China-New Zealand Joint Laboratory of Biomedine and Health, State Key Laboratory of Respiratory Disease, Guangdong Provincial Key Laboratory of Stem Cell and Regenerative Medicine, Chinese Academy of Sciences Key Laboratory of Stem Cell and Regenerative Medicine, Guangzhou Institutes of Biomedicine and Health, Chinese Academy of Sciences, Guangzhou, China.
University of Chinese Academy of Sciences, Beijing, China.
Front Immunol. 2022 May 26;13:808347. doi: 10.3389/fimmu.2022.808347. eCollection 2022.

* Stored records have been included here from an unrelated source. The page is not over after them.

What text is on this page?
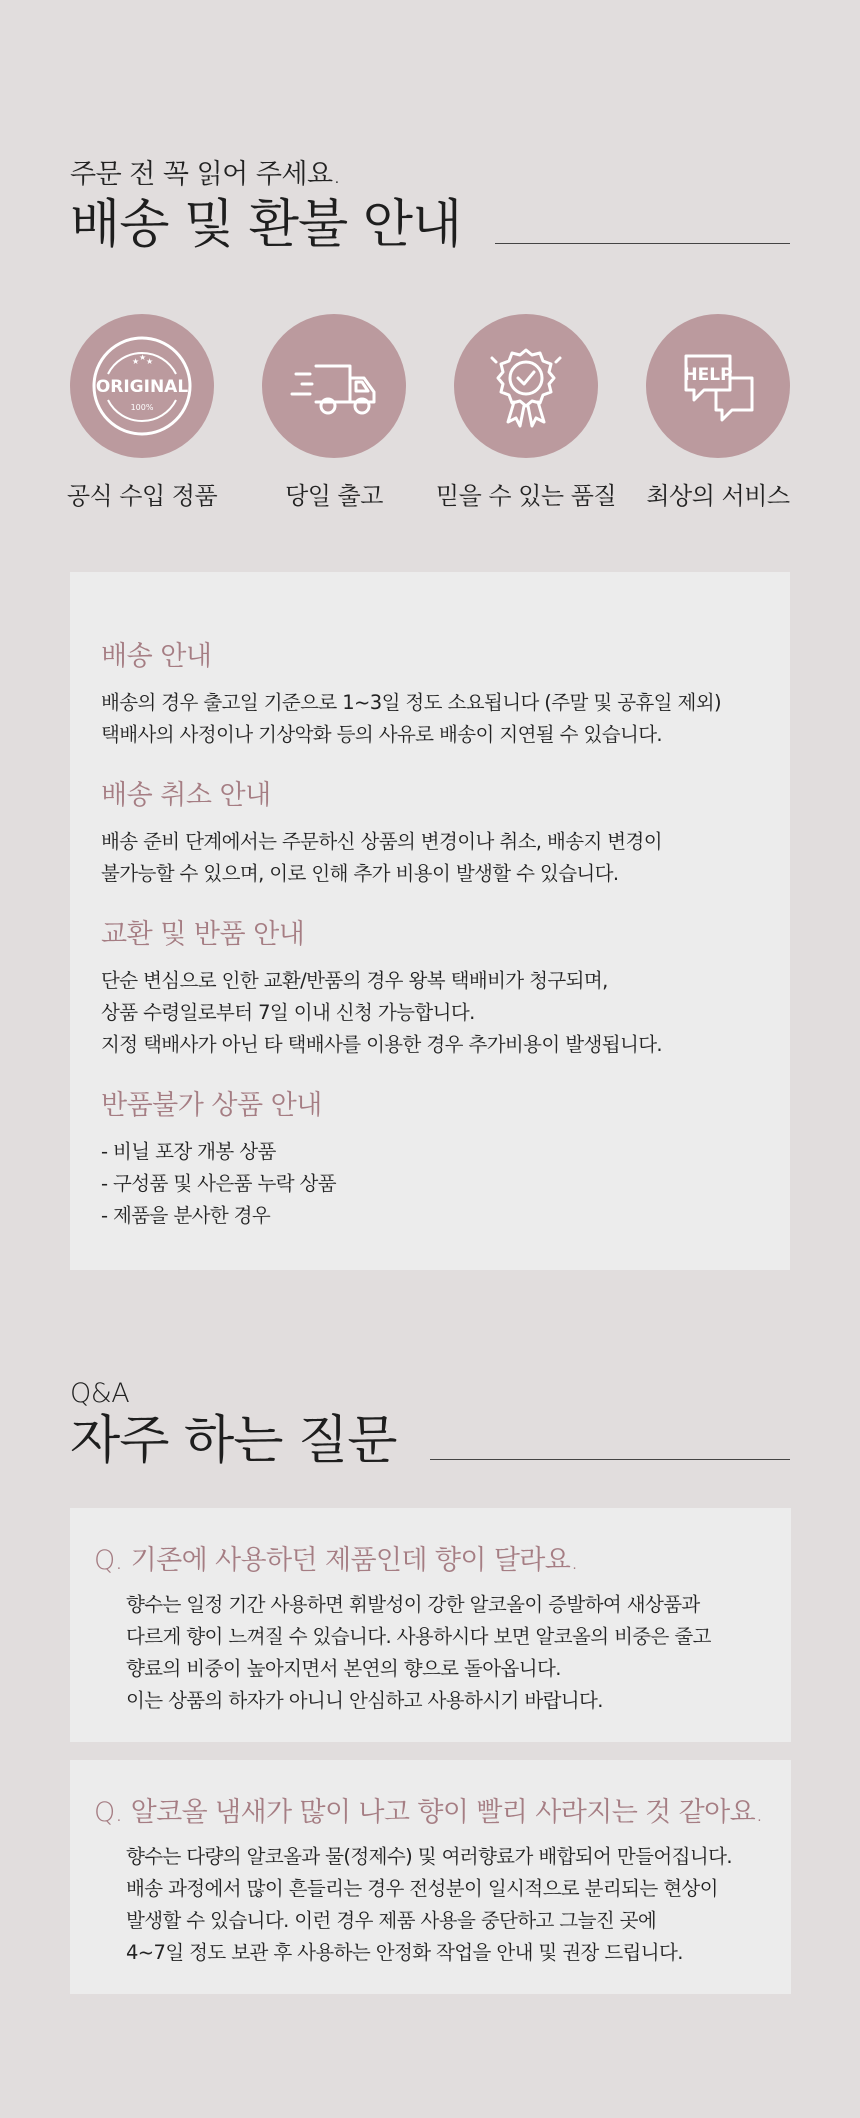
주문 전 꼭 읽어 주세요.
배송 및 환불 안내
★ ★ ★
ORIGINAL
100%
공식 수입 정품	당일 출고 믿을 수 있는 품질
HELP
최상의 서비스
배송 안내
배송의 경우 출고일 기준으로 1~3일 정도 소요됩니다 (주말 및 공휴일 제외)
택배사의 사정이나 기상악화 등의 사유로 배송이 지연될 수 있습니다.
배송 취소 안내
배송 준비 단계에서는 주문하신 상품의 변경이나 취소, 배송지 변경이
불가능할 수 있으며, 이로 인해 추가 비용이 발생할 수 있습니다.
교환 및 반품 안내
단순 변심으로 인한 교환/반품의 경우 왕복 택배비가 청구되며,
상품 수령일로부터 7일 이내 신청 가능합니다.
지정 택배사가 아닌 타 택배사를 이용한 경우 추가비용이 발생됩니다.
반품불가 상품 안내
- 비닐 포장 개봉 상품
- 구성품 및 사은품 누락 상품
- 제품을 분사한 경우
Q&A
자주 하는 질문
Q. 기존에 사용하던 제품인데 향이 달라요.
향수는 일정 기간 사용하면 휘발성이 강한 알코올이 증발하여 새상품과
다르게 향이 느껴질 수 있습니다. 사용하시다 보면 알코올의 비중은 줄고
향료의 비중이 높아지면서 본연의 향으로 돌아옵니다.
이는 상품의 하자가 아니니 안심하고 사용하시기 바랍니다.
Q. 알코올 냄새가 많이 나고 향이 빨리 사라지는 것 같아요.
향수는 다량의 알코올과 물(정제수) 및 여러향료가 배합되어 만들어집니다.
배송 과정에서 많이 흔들리는 경우 전성분이 일시적으로 분리되는 현상이
발생할 수 있습니다. 이런 경우 제품 사용을 중단하고 그늘진 곳에
4~7일 정도 보관 후 사용하는 안정화 작업을 안내 및 권장 드립니다.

Chimeric antigen receptor (CAR) T cells have been successfully used in the therapy of B cell leukemia and lymphoma, but still have many challenges in their use for treating T cell malignancies, such as the lack of unique tumor antigens, their limitation of T cell expansion, and the need for third party donors or genome editing. Therefore, we need to find novel targets for CAR T cell therapy to overcome these challenges. Here, we found that both adult T-cell leukemia/lymphoma (ATLL) patients and ATLL cells had increased CCR8 expression but did not express CD7. Moreover, targeting CCR8 in T cells did not impair T cell expansion . Importantly, anti-CCR8 CAR T cells exhibited antitumor effects on ATLL- and other CCR8-expressing T-ALL cells and , and prolonged the survival of ATLL and Jurkat tumor-bearing mouse models. In conclusion, these collective results show that anti-CCR8 CAR T cells possess strong antitumor activity and represent a promising therapeutic approach for ATLL and CCR8 tumors.
嵌合抗原受体 (CAR) T 细胞已成功用于治疗 B 细胞白血病和淋巴瘤,但在用于治疗 T 细胞恶性肿瘤时仍面临许多挑战,例如缺乏独特的肿瘤抗原、T 细胞扩增受限以及需要第三方供体或基因组编辑。因此,我们需要为 CAR T 细胞治疗寻找新的靶点,以克服这些挑战。在这里,我们发现成人 T 细胞白血病/淋巴瘤 (ATLL) 患者和 ATLL 细胞均表达增加的 CCR8,但不表达 CD7。此外,靶向 T 细胞中的 CCR8 不会损害 T 细胞的扩增。重要的是,抗 CCR8 CAR T 细胞对 ATLL 和其他表达 CCR8 的 T-ALL 细胞具有抗肿瘤作用,并且延长了 ATLL 和 Jurkat 肿瘤荷瘤小鼠模型的存活时间。总之,这些结果表明,抗 CCR8 CAR T 细胞具有强大的抗肿瘤活性,是治疗 ATLL 和 CCR8 肿瘤的一种很有前途的治疗方法。